When Rana Cash left the Courier-Journal to begin working as the Savannah Morning News’ executive editor, Kempt was among the first people she recommended. And it’s not just because their names are pronounced the same.
“I thought that she could bring a lot to the table,” Cash said of Kempt’s talent and ability to provide the Courier-Journal with a different perspective.
The fact that she can usher in a new way to cover sports in Louisville fulfills Kempt. In February, she took the helm of a Black History Month project to highlight how Black Kentuckians changed the sports landscape. It was the first large project she did on her own.
The project covered athletes as recent as University of Louisville men’s basketball player Malik Williams, who was front and center during protests following the murder of George Floyd last summer.

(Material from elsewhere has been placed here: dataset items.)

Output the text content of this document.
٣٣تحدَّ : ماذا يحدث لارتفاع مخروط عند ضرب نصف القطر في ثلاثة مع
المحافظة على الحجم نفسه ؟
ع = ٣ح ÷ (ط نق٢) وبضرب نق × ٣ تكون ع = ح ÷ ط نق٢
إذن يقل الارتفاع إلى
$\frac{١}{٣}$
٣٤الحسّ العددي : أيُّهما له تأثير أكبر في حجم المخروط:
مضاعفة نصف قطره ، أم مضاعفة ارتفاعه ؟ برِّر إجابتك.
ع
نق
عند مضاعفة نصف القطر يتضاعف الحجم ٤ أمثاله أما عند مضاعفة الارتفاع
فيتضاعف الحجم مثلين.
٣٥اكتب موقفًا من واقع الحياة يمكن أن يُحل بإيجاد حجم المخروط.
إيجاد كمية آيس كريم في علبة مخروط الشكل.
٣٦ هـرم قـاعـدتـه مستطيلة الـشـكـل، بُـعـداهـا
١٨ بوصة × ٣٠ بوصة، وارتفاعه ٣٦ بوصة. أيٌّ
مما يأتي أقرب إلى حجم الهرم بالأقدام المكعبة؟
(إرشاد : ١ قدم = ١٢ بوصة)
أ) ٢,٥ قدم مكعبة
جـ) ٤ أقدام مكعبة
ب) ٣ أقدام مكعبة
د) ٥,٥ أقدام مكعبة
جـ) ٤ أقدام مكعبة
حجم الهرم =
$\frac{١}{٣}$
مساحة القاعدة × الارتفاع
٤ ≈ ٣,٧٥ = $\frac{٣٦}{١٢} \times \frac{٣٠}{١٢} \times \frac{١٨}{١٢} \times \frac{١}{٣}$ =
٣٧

The project goes as far back as Moses Fleetwood Walker, who played major league baseball 63 years before Jackie Robinson.
But her role in ushering in diversity doesn’t end at promoting diverse coverage. When she started working in Louisville, she was without an assistant editor. So when the position opened up, she reached out to the National Association of Black Journalists and the APSE to diversify the pool of applicants. She later settled on Gabriel Stovall, a versatile Black journalist with more than a decade of experience covering sports.
Being in her position, she wanted to ensure she’s used her platform to promote the best candidates possible while fostering diversity.
“First and foremost, it was really about giving us a chance to prove ourselves,” Kempt said.
So what’s next for the rising star in sports media? Kempt has no plan set in stone. But throughout her career, she’s found ways to grow her influence, and there’s no stopping her rise within the industry.